Fire spill plume from a compartment with dual symmetric openings under cross wind

This paper presents a comprehensive theoretical and experimental study on the fire spill plume from a compartment with dual symmetric openings under cross wind. Experiments of spill plume were performed at the outlet of a wind tunnel using a bench-scale compartment with a leeward façade wall and dual symmetric openings. The experimental fire compartment was well-mixed. The effect of wind is theoretically elucidated by derivations on the pressure differences between inside and outside. The neutral planes for the two openings are theoretically formulated and compared with those in single-opening and no-wind case. The formulations of the neutral plane heights are verified by using video image analysis and velocity data regression analysis. Also a new method using the data of wind speed and neutral plane height in no-wind case is proposed to determine the neutral plane heights for higher wind speeds. The results suggest that the neutral plane heights vary monotonically with cross wind speed.

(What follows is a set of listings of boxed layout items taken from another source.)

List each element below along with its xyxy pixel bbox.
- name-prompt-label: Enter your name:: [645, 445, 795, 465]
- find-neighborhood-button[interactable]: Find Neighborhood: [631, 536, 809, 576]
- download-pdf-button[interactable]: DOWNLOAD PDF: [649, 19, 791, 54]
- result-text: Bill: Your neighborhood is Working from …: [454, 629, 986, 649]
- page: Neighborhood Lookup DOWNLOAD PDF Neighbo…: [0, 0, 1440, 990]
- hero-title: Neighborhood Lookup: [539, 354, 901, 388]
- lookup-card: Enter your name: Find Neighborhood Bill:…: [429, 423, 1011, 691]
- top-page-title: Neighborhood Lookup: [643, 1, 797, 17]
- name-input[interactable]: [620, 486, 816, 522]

Two new length scales with variable neutral plane heights are proposed by theoretical derivations to develop scaling models of spill plume. It is indicated that the new length scales are applicable to correlate the axial plume temperature and the total heat flux along the façade. The radial temperature profiles of spill plumes are well described by a Gaussian function normalized by the temperature radius, which is independent on the wind speed. It is found that wind enhances the air entrainment of spill plume in both the near and far fields, thereby the transition from continuous flame, intermittent flame to buoyant plume is accelerated. The data of total heat flux and temperature distribution along the façade indicate that cross-wind has two competitive effects on the heat transportation from the spill plume to the façade.